Halal bukan sekadar label di kemasan, melainkan hak kemerdekaan bagi setiap muslim yang harus dijaga. Sejak awal berdirinya, LPPOM menjadi benteng kepercayaan umat yang memeriksa kehalalan sebuah produk dengan sangat hati-hati, teliti, dan menyeluruh. Sertifikat halal menjadi wujud nyata perlindungan terhadap konsumen muslim yang harus dijaga bersama.
Kemerdekaan bukan sekadar bebas dari penjajahan fisik. Kemerdekaan juga berarti bebas dari rasa khawatir, bebas dari keraguan, dan bebas untuk hidup sesuai keyakinan. Bagi seorang muslim, salah satu hak kemerdekaan yang paling mendasar adalah hak untuk memilih dan menggunakan produk yang halal, aman, dan berkualitas.
Direktur Utama Lembaga Pemeriksa Halal (LPH) LPPOM, Muti Arintawati, menyampaikan bahwa menjaga halal bukanlah pekerjaan yang berhenti pada selembar sertifikat. “Komitmen implementasi Sistem Jaminan Produk Halal (SJPH) yang ditandai dengan terbitnya sertifikat halal ini perlu dijaga bersama, mulai dari pelaku usaha sebagai produsen, hingga regulator dan konsumen yang berperan dalam aspek pengawasan,” tegasnya.
Sejak awal berdirinya, pada 1989, LPPOM menjadi benteng kepercayaan. Sejumlah lebih dari 77.000 perusahaan di 70 negara telah ditangani dengan sangat hati-hati, teliti, dan menyeluruh—memeriksa dokumen, menelusuri rantai pasok, memeriksa fasilitas produksi, hingga menguji di laboratorium berstandar internasional. Semua itu dilakukan demi satu tujuan, yakni memastikan label halal bukan sekadar tinta di atas kertas, melainkan komitmen yang bisa dipegang teguh.

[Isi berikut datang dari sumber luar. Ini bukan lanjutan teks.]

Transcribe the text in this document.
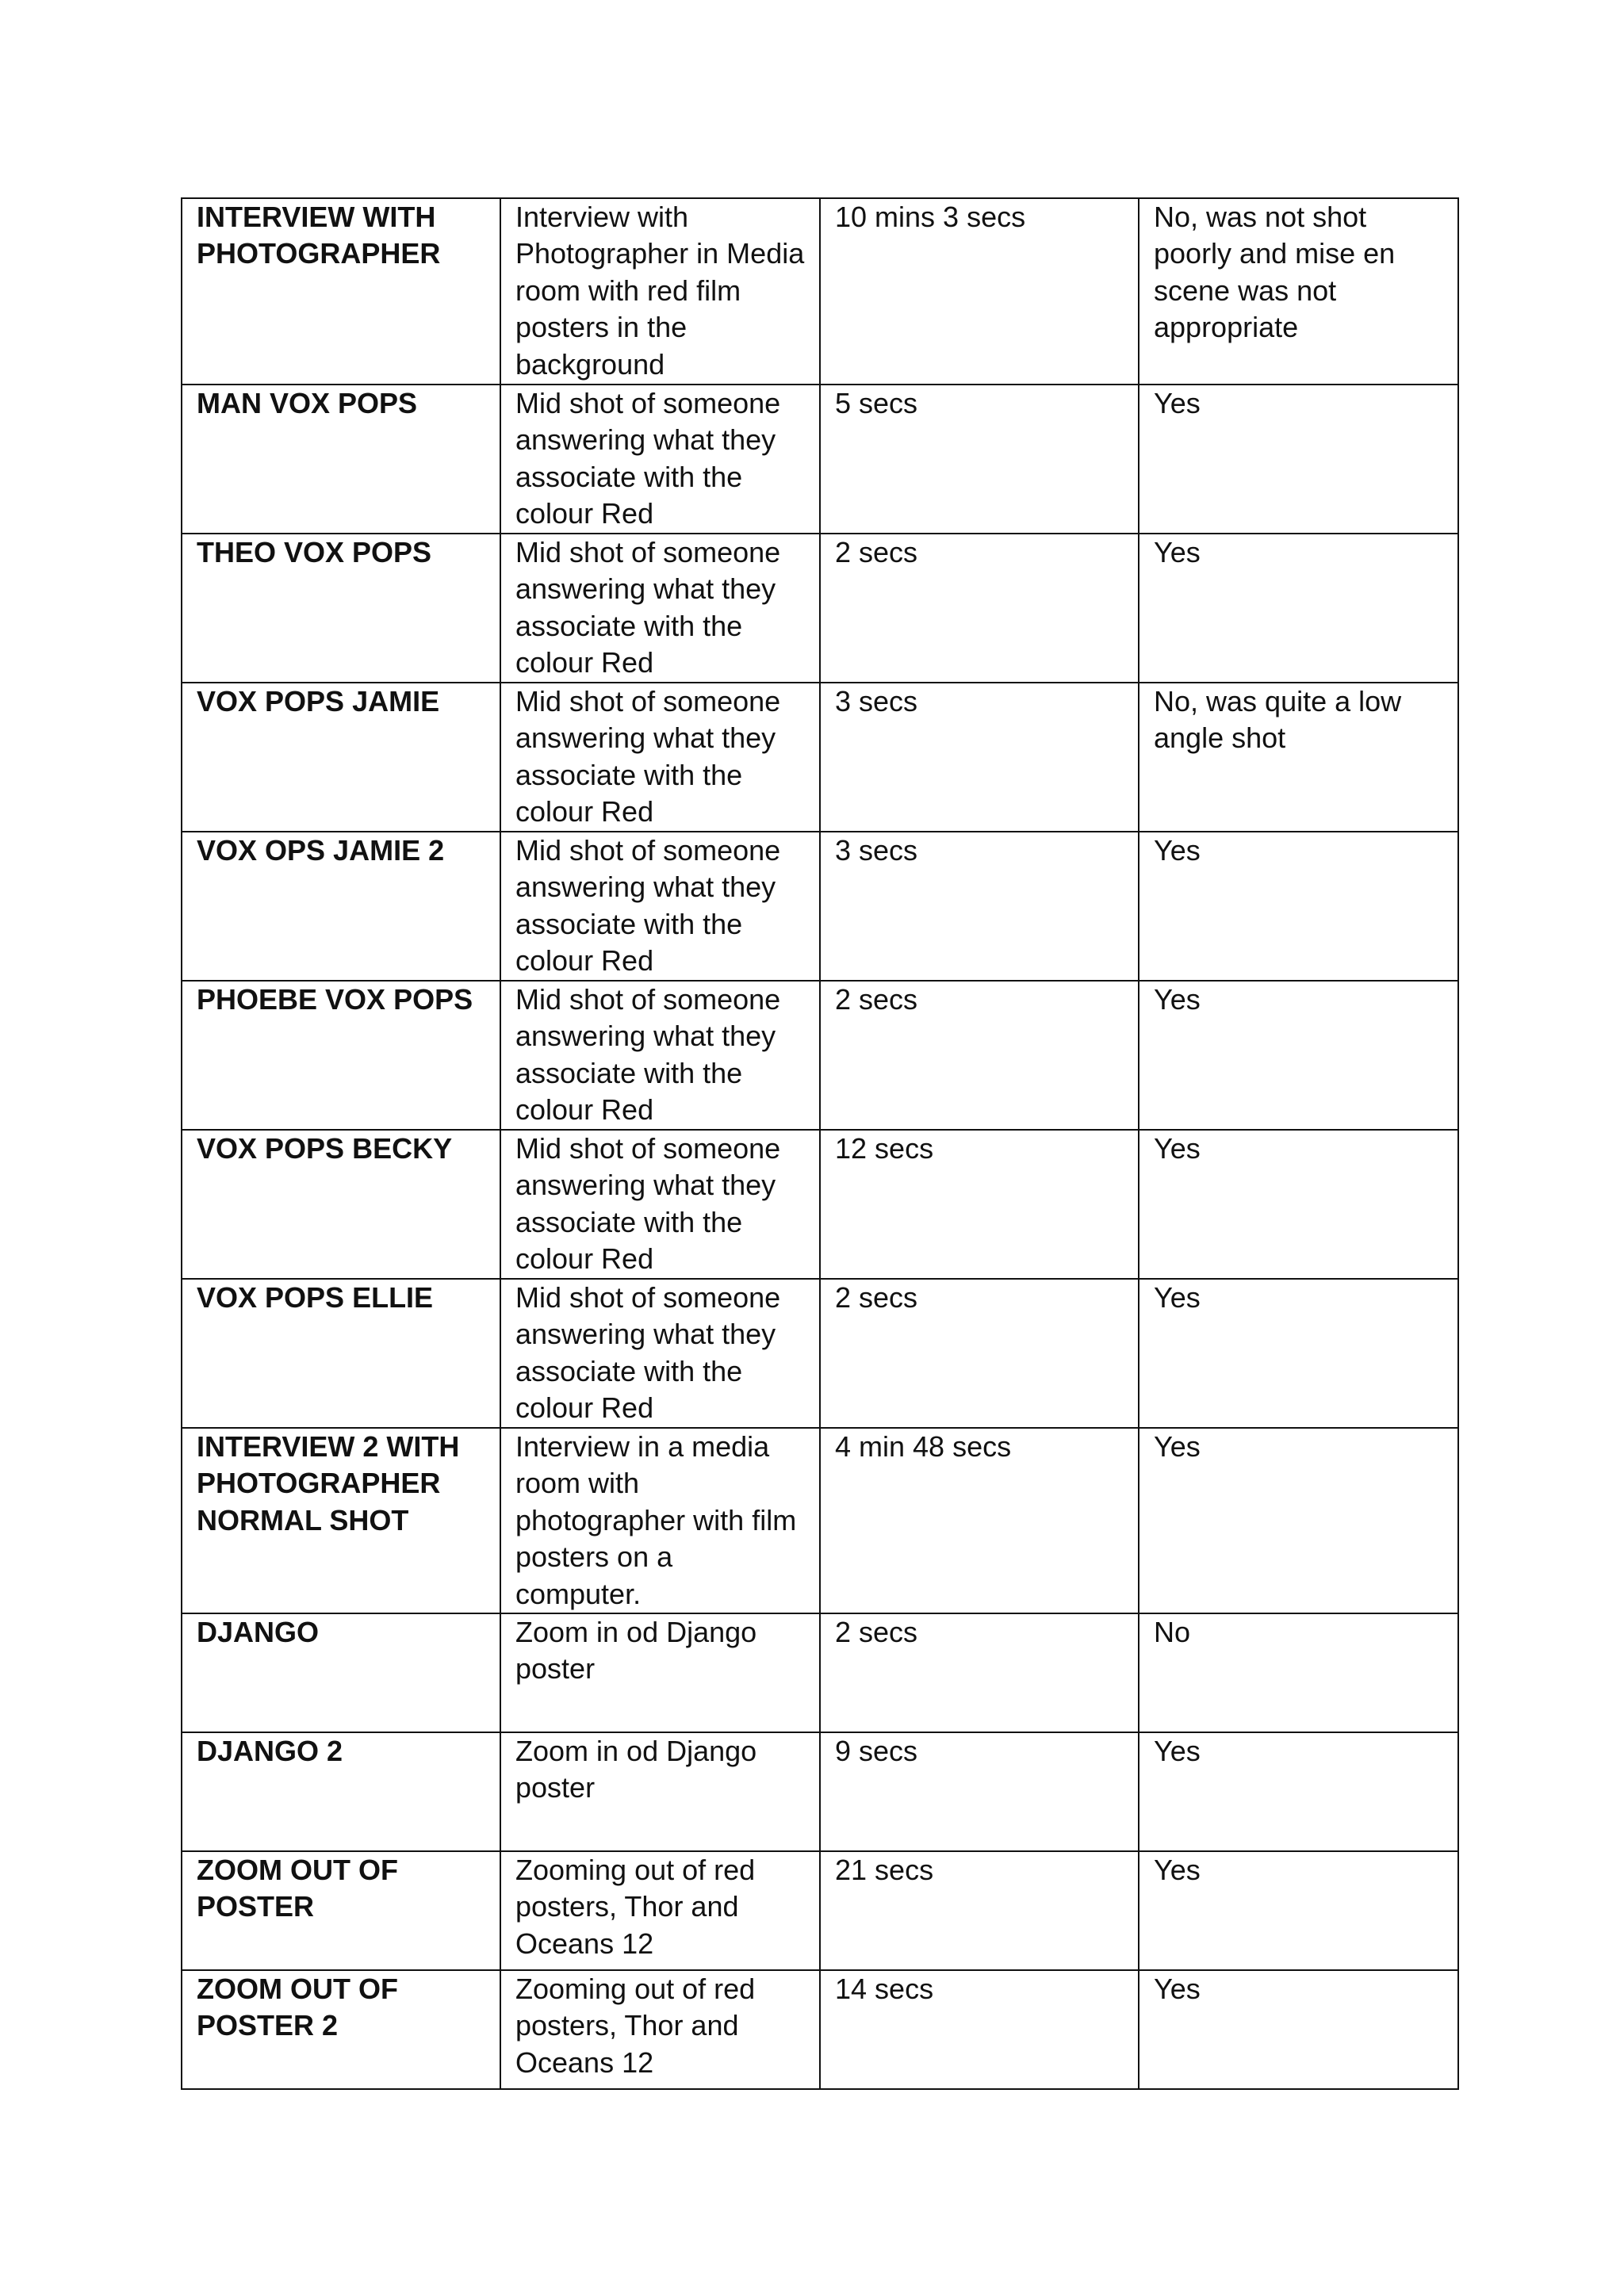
INTERVIEW WITH PHOTOGRAPHER	Interview with Photographer in Media room with red film posters in the background	10 mins 3 secs	No, was not shot poorly and mise en scene was not appropriate
MAN VOX POPS	Mid shot of someone answering what they associate with the colour Red	5 secs	Yes
THEO VOX POPS	Mid shot of someone answering what they associate with the colour Red	2 secs	Yes
VOX POPS JAMIE	Mid shot of someone answering what they associate with the colour Red	3 secs	No, was quite a low angle shot
VOX OPS JAMIE 2	Mid shot of someone answering what they associate with the colour Red	3 secs	Yes
PHOEBE VOX POPS	Mid shot of someone answering what they associate with the colour Red	2 secs	Yes
VOX POPS BECKY	Mid shot of someone answering what they associate with the colour Red	12 secs	Yes
VOX POPS ELLIE	Mid shot of someone answering what they associate with the colour Red	2 secs	Yes
INTERVIEW 2 WITH PHOTOGRAPHER NORMAL SHOT	Interview in a media room with photographer with film posters on a computer.	4 min 48 secs	Yes
DJANGO	Zoom in od Django poster	2 secs	No
DJANGO 2	Zoom in od Django poster	9 secs	Yes
ZOOM OUT OF POSTER	Zooming out of red posters, Thor and Oceans 12	21 secs	Yes
ZOOM OUT OF POSTER 2	Zooming out of red posters, Thor and Oceans 12	14 secs	Yes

Hingga saat ini, LPH LPPOM masih terus berupaya untuk memberikan pelayanan yang praktis dan mudah bagi pelaku usaha dalam memenuhi pengurusan sertifikasi halal. Oleh karenanya, ruang diskusi terbuka luas. Salah satunya melalui program Halal on 30 yang bisa diakses melalui tautan https://bit.ly/HalalOn30. Program ini merupakan forum diskusi intensif yang dirancang untuk membantu pelaku usaha memahami tahapan dan persyaratan sertifikasi halal sesuai karakteristik masing-masing bisnis.
Bagi konsumen, melihat logo halal pada kemasan bukan hanya soal mematuhi aturan agama. Itu adalah momen di mana hati berbisik lega, “Ini aman. Ini sesuai keyakinan saya.” Itulah kemerdekaan yang sesungguhnya—kemerdekaan untuk memilih tanpa ragu, untuk menikmati tanpa khawatir, dan untuk menjalani hidup sesuai prinsip yang diyakini.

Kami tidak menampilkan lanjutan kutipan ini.